By Cian O'Connell
Back in 2011 Lloyd Colfer moved to London, and since then the Gaelic Games landscape continues to change in the city.
While injuries ravaged Colfer’s playing career, his impressive work as a Community Development Administrator with London GAA isn’t going unnoticed.
Colfer was heavily involved coaching successfully with Tir Chonaill Gaels in recent years, but he is now in charge of North London Shamrocks in what promises to be a keenly contested London Senior Championship.
Throughout the week, though, Colfer is busy ensuring the London GAA Schools Coaching Programme manufactures players for the future.
The recent evidence is encouraging. “It is going really well,” Colfer admits. “We have roughly about 30 schools taking up the Coaching Programme every year.
“With the amount of Irish teachers we have over here at the moment some of them we just try to give them a bag of footballs and get them on coaching courses. They deliver Gaelic Football and hurling coaching themselves so we'd probably have about another 10 schools doing that. So it is fantastic.
“We run maybe four or five tournaments then throughout the year. One for Year 4s, one for Year 5s, one for Year 6s. Then around Easter time every year we have an exchange with schools from Cork so they come over to play a tournament with all the schools in London that take part in the programme.

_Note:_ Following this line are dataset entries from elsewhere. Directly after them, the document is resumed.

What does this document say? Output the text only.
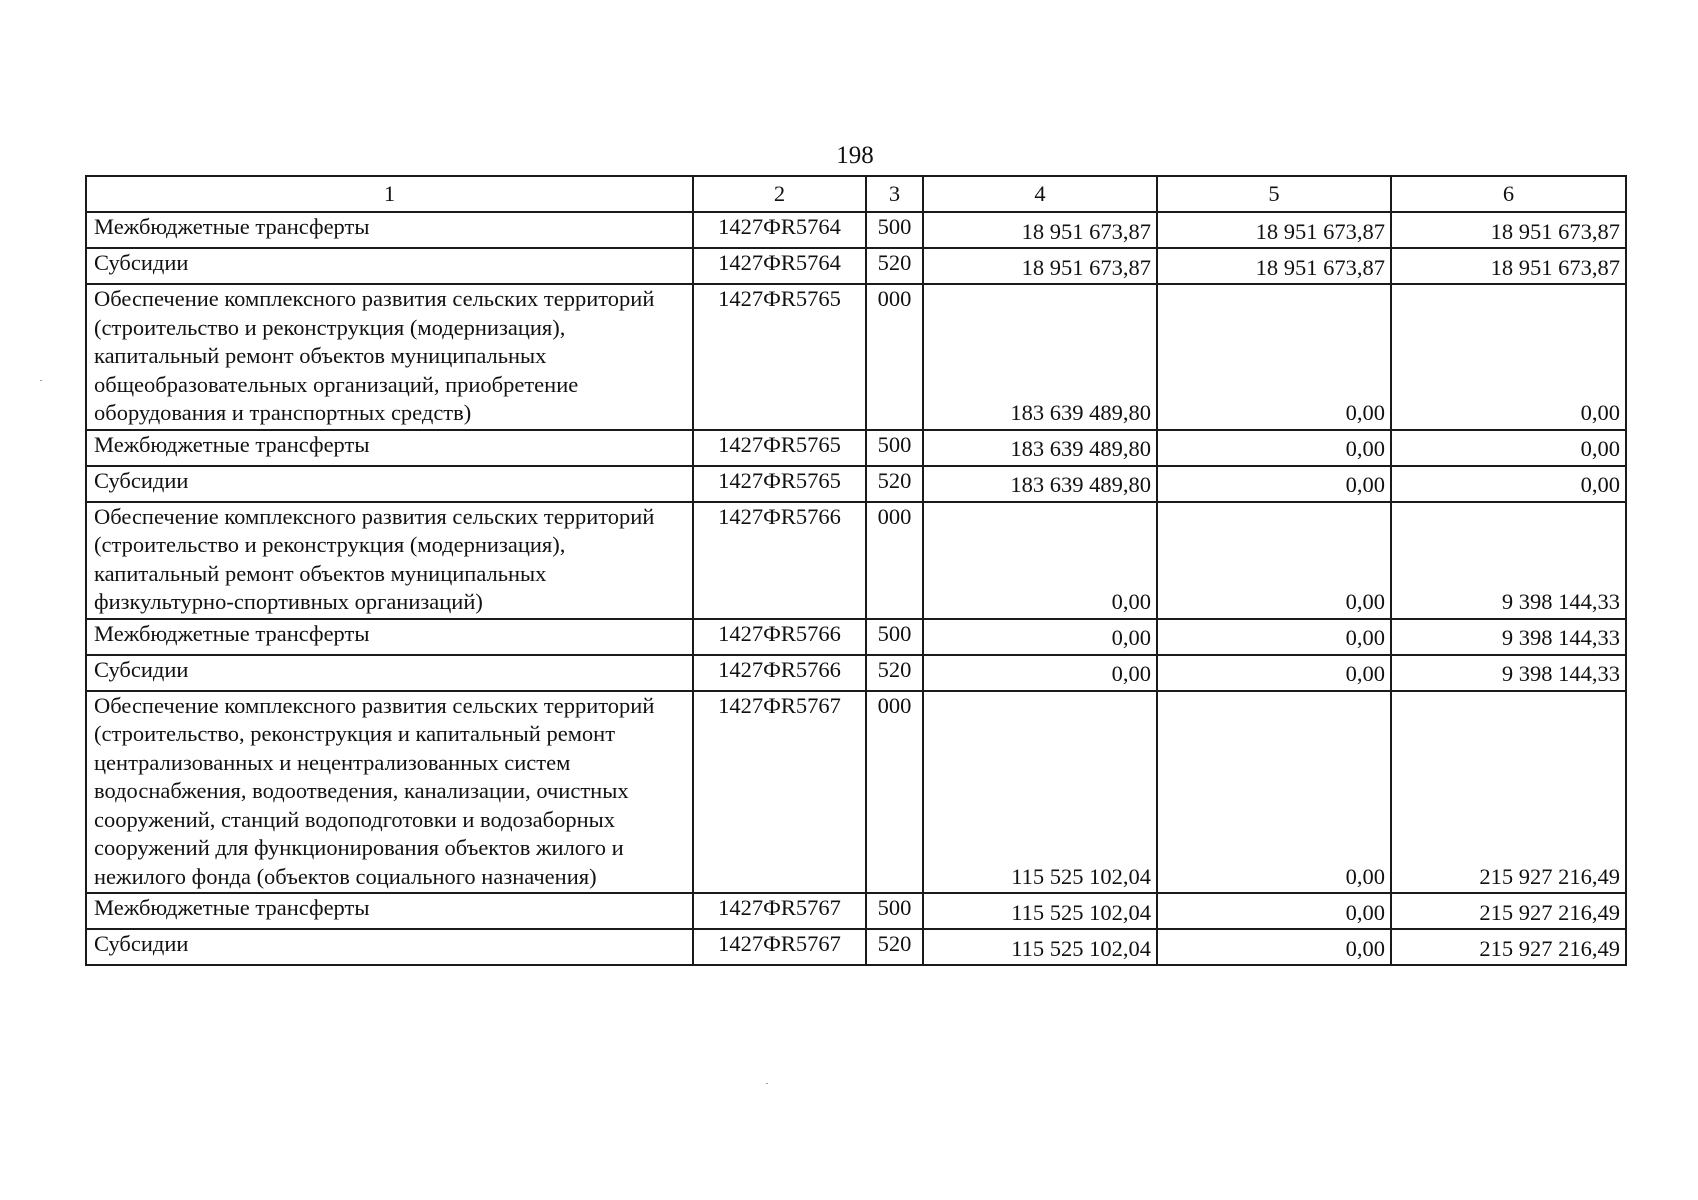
198
1	2	3	4	5	6
Межбюджетные трансферты	1427ФR5764	500	18 951 673,87	18 951 673,87	18 951 673,87
Субсидии	1427ФR5764	520	18 951 673,87	18 951 673,87	18 951 673,87
Обеспечение комплексного развития сельских территорий (строительство и реконструкция (модернизация), капитальный ремонт объектов муниципальных общеобразовательных организаций, приобретение оборудования и транспортных средств)	1427ФR5765	000	183 639 489,80	0,00	0,00
Межбюджетные трансферты	1427ФR5765	500	183 639 489,80	0,00	0,00
Субсидии	1427ФR5765	520	183 639 489,80	0,00	0,00
Обеспечение комплексного развития сельских территорий (строительство и реконструкция (модернизация), капитальный ремонт объектов муниципальных физкультурно-спортивных организаций)	1427ФR5766	000	0,00	0,00	9 398 144,33
Межбюджетные трансферты	1427ФR5766	500	0,00	0,00	9 398 144,33
Субсидии	1427ФR5766	520	0,00	0,00	9 398 144,33
Обеспечение комплексного развития сельских территорий (строительство, реконструкция и капитальный ремонт централизованных и нецентрализованных систем водоснабжения, водоотведения, канализации, очистных сооружений, станций водоподготовки и водозаборных сооружений для функционирования объектов жилого и нежилого фонда (объектов социального назначения)	1427ФR5767	000	115 525 102,04	0,00	215 927 216,49
Межбюджетные трансферты	1427ФR5767	500	115 525 102,04	0,00	215 927 216,49
Субсидии	1427ФR5767	520	115 525 102,04	0,00	215 927 216,49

“At the end of the year in July we have an All Britain Primary and Secondary Schools competition where we bring them all from across the whole country to Greenford as part of the ABC. We crown a Primary School champion and a Secondary Schools champion.”

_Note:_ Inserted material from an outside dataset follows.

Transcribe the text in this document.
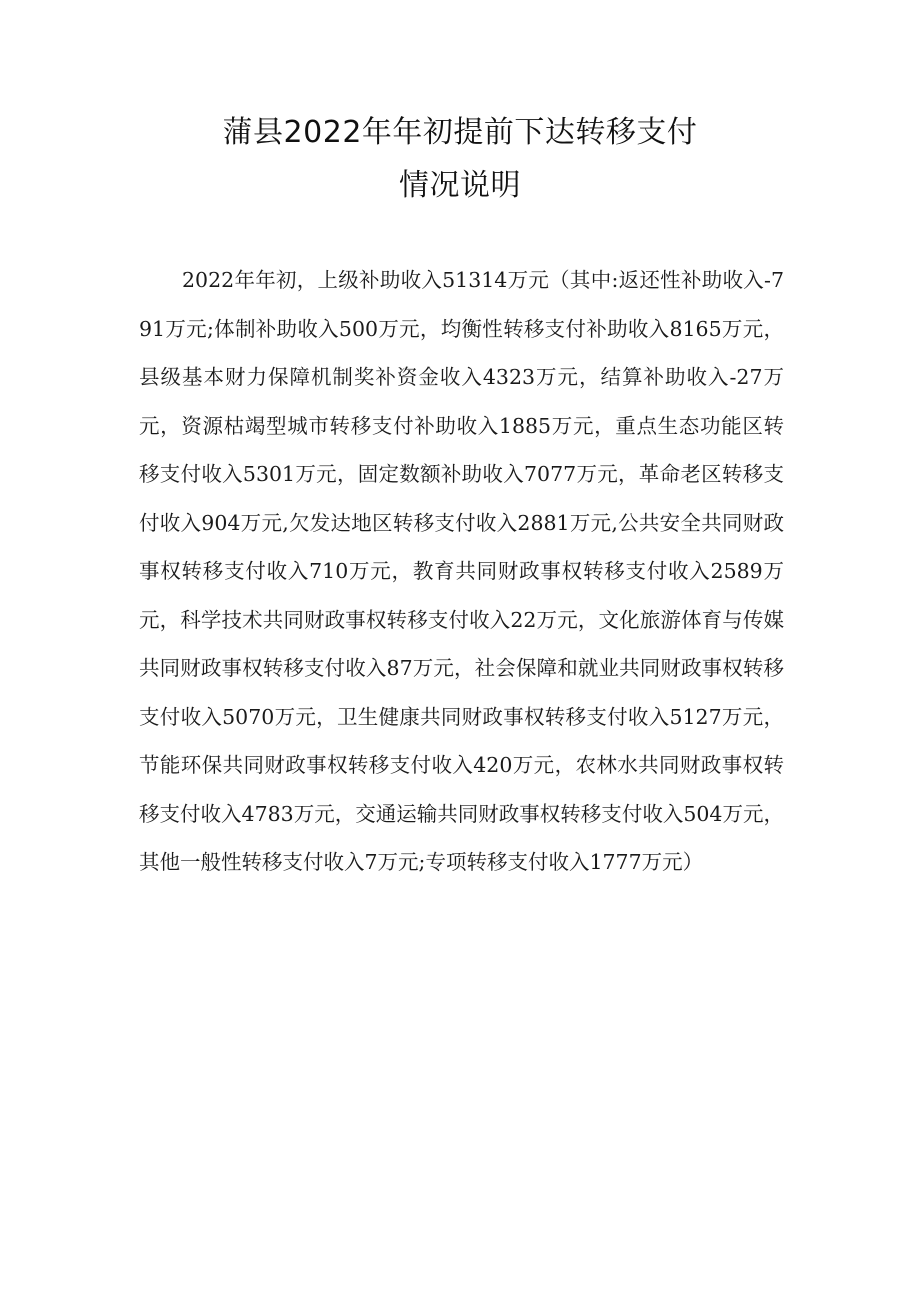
蒲县2022年年初提前下达转移支付
情况说明

2022年年初，上级补助收入51314万元（其中:返还性补助收入-791万元;体制补助收入500万元，均衡性转移支付补助收入8165万元，县级基本财力保障机制奖补资金收入4323万元，结算补助收入-27万元，资源枯竭型城市转移支付补助收入1885万元，重点生态功能区转移支付收入5301万元，固定数额补助收入7077万元，革命老区转移支付收入904万元,欠发达地区转移支付收入2881万元,公共安全共同财政事权转移支付收入710万元，教育共同财政事权转移支付收入2589万元，科学技术共同财政事权转移支付收入22万元，文化旅游体育与传媒共同财政事权转移支付收入87万元，社会保障和就业共同财政事权转移支付收入5070万元，卫生健康共同财政事权转移支付收入5127万元，节能环保共同财政事权转移支付收入420万元，农林水共同财政事权转移支付收入4783万元，交通运输共同财政事权转移支付收入504万元，其他一般性转移支付收入7万元;专项转移支付收入1777万元）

London teams are competing strongly in the John West Feile na nGael, but how are the young players being integrated into clubs.
“This year, in particular, the teams did well in the Feile, but in the last five or six years we have done very well,” Colfer says.
“Participation is increasing all the time, it is incremental increases. We haven't had a boom or anything like that, it is going up gradually. So it isn't always as easy as it is at home to transfer the kids across from the schools to the clubs because there is no real parish element.
“We have worked really hard on that over the past number of years to get each club to have a Schools Liaison Officer and some of the clubs do have one for each of the schools purely because the schools aren't next door, they are in different parts of London.
“We have seen a massive increase in non Irish participants, people with no Irish background. Traditionally a lot of the kids playing Gaelic Games in London would be second or third generation Irish, but in the last three or four years we have seen kids from all different types of backgrounds get involved. It has been fantastic adding a multi cultural flavour.”
The current London senior football manager Ciaran Deely has shown an admirable willingness to promote young homegrown players into his set-up. That is critical for London going forward according to Colfer.
“It is all linked,” Colfer states. “The schools programme has definitely helped to increase the amount of kids playing Gaelic Games firstly. Then the work being done in the clubs is phenomenal with massive logistical problems in a city like London.
“The people in the clubs are doing fantastic work. The quality of coaching that is going on is very, very high. The quality of players coming through the age groups is getting higher, we changed to odd age groups this year - Under 11s, 13s, 15s - it has been really good.
“It is shown now with the amount of London homegrown players on the London Senior Football panel this year with seven or so who were all knocking around the starting XV.
“We are very lucky to have a manager like Ciaran, who is willing to take a risk on players, maybe on unproven young players. He is putting them into the county side and hopefully they have shown that they are up to the level.”
Colfer acknowledges that it is crucial for the long term development of Gaelic Games in London to maintain this policy. “It is huge,” Colfer accepts. “Ciaran is a good friend of mine and we speak fairly regularly. For him to have a core base of players that he knows he is going to have to call on year on year is massively helpful for him to build a culture and a squad unity.
“Also for every young player coming through the ranks, through the clubs, and through development squads you have something to aspire to. Now they see the London senior team is a realistic possibility for all of them.
“That is fantastic for them and it is definitely helped us to keep players playing into their late teens, feeding them into Junior, Reserve, Intermediate and now you have huge amounts of homegrown players involved at Senior Club level in London. That is the goal for everything we do at development stage.”
Colfer’s knowledge of the London club scene is deep and the fact that so many London senior outfits are sprinkled with homegrown footballers is a source of optimism. “Without a shadow of a doubt, I came in 2011, I'm a Devleopment Officer since 2012,” Colfer adds. “When I came first you had a handful possibly playing Senior Club football, maybe four or five. In the last five or six years each club would probably have four or five.
“Looking at the strongest teams like TCG (Tir Chonaill Gaels), St Kiernan's, Round Towers, Parnells - all of them have a multitude of players, who have come through the minor ranks in the last five years.
“I remember in 2016 TCG played St Kiernan's in the County Final, both teams had four or five homegrown players and more came on. You had more than 10 London born players featuring in that County Final which shows the work that is being done.”